As for Romney’s appeal to anti-Obama fervor, Anthony Greenwald, the psychology professor who led the study, suspects that Obama’s power as president in 2012, compared with his “lesser” status as candidate in 2008, may have “brought out race-based antagonism that had less reason to be activated in 2008.”
Another possibility is that GOP candidates’ assertion that their most important goal is to remove Obama from the presidency “may have strong appeal to those who have latent racial motivation,” Greenwald continued.
“People may not even be aware that they have certain racial attitudes, and that could be why, even with an African-American president in the White House for nearly four years, race continues to play a role in electoral politics,” he added.
Prior research showed that blacks and whites show explicit preferences for their own race, according to Greenwald. However, when it comes to implicit, unconscious, preferences, blacks tend not to prefer one race over another, but almost 70 percent of whites show an implicit racial bias, he said.
Meanwhile, race-oriented attitudes can be harmful. African-American actress Stacey Dash (from the movie and TV spinoff “Clueless”) recently announced her support for Mitt Romney and was harshly criticized by Obama supporters (who apparently never heard of Herman Cain, Michael Steele or other black Republicans).
That said, Obama’s support in the African-American community must partly stem from outrage and subsequent solidarity with a man unfairly criticized as the “food stamp president” or subjected to unprecedented rudeness such as U.S. Rep. Joe Wilson (R-S.C.) interrupting a speech to Congress with “You lie!” or the discredited claim that Obama wasn’t born in Hawaii.
Meanwhile, Wake Forest University divinity professor Michelle Voss Roberts says Americans can learn to participate in healthy political discussions by learning from a surprising place – conversations about religion. She has four suggestions for constructive dialogue:
1. Assume the best. Be honest and sincere, and expect the same from those who disagree.
2. Allow others to define themselves. You aren’t talking to a stereotype but a living, thinking person. If you describe their position, they should be able to see themselves there.
3. Compare apples to apples. It’s unfair to compare the ideals of one side with the missteps of the other. Compare policy proposals to policy proposals, records to records.

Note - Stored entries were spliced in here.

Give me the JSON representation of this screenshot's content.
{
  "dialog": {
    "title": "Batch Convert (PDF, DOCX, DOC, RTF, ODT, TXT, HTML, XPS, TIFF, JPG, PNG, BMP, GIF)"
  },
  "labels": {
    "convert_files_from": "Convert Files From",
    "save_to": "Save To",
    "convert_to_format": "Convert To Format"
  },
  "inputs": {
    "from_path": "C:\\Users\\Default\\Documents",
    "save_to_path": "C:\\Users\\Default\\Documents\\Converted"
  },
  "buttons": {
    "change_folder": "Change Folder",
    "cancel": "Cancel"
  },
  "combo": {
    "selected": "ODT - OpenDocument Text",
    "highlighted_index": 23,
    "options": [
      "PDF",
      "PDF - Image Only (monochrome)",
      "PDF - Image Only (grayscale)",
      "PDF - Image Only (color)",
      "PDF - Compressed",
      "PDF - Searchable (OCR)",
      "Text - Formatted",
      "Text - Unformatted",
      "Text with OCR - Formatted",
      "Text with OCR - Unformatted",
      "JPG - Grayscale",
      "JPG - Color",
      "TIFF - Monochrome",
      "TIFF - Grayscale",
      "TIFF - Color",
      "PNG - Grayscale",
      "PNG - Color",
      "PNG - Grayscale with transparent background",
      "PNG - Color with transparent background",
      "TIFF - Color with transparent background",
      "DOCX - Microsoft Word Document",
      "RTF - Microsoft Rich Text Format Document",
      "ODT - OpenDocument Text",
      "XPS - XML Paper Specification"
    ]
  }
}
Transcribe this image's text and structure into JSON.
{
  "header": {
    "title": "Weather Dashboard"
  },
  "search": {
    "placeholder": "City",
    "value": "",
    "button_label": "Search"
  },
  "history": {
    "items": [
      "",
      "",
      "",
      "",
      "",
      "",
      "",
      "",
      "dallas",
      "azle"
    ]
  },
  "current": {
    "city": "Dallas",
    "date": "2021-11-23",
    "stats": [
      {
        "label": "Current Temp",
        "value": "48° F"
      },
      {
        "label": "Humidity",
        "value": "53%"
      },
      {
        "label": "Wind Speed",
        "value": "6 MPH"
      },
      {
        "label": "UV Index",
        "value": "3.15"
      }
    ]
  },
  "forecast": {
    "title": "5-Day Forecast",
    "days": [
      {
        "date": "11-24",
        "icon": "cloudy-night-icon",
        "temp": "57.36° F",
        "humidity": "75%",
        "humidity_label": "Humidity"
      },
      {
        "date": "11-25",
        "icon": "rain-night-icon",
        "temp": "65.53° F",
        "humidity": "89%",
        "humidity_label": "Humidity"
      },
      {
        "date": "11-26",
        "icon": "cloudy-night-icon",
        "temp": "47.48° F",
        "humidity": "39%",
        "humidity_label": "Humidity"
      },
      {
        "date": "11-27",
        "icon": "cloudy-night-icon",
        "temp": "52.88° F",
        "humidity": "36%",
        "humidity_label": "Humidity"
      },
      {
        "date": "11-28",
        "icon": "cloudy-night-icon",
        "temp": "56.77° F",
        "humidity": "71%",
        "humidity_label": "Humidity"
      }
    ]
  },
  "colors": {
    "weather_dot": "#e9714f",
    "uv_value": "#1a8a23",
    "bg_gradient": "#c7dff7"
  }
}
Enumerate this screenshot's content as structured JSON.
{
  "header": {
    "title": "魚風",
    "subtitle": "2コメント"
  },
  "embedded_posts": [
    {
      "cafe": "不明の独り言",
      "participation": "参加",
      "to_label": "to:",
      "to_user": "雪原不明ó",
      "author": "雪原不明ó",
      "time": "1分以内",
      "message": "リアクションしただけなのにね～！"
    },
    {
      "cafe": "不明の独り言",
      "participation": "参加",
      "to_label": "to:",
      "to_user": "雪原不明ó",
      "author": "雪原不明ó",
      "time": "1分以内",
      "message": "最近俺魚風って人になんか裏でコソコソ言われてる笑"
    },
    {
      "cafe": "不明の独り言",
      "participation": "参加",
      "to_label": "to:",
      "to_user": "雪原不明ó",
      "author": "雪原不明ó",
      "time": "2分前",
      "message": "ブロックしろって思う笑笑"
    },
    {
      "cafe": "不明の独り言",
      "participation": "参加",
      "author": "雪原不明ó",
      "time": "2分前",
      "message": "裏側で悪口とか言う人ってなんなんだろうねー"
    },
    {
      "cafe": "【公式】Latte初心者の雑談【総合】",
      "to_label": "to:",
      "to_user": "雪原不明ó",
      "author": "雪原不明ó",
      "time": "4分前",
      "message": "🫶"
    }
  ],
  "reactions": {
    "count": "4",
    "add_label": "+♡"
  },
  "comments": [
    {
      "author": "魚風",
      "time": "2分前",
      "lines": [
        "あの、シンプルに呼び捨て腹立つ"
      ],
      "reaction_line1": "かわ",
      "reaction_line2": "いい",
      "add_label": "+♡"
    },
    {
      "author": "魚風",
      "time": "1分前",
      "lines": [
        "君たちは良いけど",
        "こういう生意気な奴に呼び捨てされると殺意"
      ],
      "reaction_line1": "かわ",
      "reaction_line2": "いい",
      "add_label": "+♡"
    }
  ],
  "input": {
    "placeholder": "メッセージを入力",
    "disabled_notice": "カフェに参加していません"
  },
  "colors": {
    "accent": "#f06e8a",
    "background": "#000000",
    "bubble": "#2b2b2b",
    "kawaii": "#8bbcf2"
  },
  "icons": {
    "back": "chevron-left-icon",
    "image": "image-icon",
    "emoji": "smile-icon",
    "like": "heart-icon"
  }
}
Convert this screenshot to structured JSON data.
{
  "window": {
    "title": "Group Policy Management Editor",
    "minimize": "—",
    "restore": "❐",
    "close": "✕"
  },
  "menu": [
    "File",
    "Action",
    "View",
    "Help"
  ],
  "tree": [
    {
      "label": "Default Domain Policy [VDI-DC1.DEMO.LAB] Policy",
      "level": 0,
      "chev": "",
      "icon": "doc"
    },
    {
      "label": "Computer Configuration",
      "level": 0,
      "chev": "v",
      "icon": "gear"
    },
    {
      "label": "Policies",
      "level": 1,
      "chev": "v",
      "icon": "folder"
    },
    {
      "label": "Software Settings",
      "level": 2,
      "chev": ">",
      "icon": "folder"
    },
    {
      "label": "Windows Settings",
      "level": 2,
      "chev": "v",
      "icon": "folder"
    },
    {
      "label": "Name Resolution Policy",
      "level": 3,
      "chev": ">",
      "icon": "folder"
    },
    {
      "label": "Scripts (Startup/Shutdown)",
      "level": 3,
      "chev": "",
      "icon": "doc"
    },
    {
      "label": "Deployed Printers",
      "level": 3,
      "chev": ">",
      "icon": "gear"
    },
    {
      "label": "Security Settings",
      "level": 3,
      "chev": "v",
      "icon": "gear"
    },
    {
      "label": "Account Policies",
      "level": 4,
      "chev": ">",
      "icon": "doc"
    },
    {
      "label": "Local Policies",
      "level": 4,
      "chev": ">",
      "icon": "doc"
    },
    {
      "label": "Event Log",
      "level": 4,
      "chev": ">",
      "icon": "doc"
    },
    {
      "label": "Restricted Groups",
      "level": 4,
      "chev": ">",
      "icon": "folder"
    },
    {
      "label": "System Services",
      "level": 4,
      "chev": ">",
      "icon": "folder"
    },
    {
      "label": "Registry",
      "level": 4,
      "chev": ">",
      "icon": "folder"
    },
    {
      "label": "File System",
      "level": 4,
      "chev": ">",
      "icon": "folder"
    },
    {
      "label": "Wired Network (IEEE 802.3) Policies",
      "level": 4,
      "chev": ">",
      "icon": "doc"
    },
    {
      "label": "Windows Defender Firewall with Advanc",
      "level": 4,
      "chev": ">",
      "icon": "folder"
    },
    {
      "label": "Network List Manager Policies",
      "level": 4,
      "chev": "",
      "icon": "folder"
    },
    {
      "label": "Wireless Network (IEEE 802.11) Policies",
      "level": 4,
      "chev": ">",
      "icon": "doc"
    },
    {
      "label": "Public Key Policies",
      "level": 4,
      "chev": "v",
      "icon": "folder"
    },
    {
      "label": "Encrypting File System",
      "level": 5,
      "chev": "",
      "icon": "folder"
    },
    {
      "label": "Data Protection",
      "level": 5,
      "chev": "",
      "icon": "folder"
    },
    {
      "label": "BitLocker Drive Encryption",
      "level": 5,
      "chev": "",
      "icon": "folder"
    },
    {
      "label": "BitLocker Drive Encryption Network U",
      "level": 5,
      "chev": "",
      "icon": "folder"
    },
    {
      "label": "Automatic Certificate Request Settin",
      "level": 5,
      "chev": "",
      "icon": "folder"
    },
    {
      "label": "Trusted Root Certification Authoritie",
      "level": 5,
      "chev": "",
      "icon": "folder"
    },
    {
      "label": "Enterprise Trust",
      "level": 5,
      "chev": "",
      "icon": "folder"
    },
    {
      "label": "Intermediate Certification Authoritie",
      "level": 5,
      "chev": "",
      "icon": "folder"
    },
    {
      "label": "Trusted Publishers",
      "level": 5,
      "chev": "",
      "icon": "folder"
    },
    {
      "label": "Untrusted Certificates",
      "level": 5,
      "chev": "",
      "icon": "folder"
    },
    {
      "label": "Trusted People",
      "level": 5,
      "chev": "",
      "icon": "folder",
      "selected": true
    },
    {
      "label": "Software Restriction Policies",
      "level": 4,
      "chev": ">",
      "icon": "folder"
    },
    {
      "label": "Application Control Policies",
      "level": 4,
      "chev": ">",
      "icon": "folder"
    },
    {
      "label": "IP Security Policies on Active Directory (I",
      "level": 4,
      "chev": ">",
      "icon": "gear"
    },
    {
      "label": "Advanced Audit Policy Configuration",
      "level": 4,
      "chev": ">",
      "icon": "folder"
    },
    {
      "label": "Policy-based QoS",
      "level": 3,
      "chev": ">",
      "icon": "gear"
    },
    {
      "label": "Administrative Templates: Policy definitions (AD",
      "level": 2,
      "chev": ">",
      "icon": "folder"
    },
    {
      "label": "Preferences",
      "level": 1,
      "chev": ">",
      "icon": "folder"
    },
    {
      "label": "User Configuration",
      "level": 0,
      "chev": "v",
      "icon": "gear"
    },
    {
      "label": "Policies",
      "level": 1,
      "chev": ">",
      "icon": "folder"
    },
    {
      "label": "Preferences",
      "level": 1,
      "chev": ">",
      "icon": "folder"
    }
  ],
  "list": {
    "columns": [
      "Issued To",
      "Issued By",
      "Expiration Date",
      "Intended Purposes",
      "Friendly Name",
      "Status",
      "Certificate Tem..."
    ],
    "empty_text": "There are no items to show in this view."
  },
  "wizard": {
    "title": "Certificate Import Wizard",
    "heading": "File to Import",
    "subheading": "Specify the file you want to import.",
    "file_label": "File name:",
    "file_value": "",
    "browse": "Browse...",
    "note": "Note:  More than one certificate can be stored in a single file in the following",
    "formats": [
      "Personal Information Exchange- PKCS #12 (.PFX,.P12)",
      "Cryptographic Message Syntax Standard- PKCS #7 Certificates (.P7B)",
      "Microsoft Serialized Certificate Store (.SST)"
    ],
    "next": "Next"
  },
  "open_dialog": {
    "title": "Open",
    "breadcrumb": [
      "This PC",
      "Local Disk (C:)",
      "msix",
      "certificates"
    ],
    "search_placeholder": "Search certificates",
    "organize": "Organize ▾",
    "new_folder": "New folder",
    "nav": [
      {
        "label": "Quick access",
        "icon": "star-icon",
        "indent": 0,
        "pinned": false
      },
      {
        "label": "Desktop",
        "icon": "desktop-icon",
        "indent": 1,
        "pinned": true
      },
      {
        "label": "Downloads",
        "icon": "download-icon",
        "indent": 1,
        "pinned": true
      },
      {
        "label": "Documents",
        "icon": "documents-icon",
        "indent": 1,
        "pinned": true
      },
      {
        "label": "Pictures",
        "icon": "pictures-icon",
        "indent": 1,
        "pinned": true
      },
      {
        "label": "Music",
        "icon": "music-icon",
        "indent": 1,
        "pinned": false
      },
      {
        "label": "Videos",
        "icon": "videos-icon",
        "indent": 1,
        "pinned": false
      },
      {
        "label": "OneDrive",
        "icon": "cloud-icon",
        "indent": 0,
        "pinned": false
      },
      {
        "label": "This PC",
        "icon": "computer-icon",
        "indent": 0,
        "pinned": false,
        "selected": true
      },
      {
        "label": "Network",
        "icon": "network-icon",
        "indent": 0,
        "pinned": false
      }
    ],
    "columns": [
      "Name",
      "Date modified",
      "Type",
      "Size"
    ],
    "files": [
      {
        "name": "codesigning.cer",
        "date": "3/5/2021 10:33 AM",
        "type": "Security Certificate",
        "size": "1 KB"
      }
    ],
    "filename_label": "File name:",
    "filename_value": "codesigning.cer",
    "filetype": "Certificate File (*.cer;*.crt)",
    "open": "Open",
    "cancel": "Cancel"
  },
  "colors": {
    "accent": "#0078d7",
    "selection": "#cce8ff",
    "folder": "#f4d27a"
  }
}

4. Develop a knack for self-criticism. We can learn from one another if we’re able to acknowledge our own mistakes and admit that we don’t have all the answers.
“The entire world is at stake in political and religious disagreements,” Roberts said, “yet genuine interchanges can surprise and delight us.”
As Orson Aguilar recently wrote for the Progressive Media Project, addressing Obama and Romney: “Gentlemen, play the race card. But for once, do it honestly.”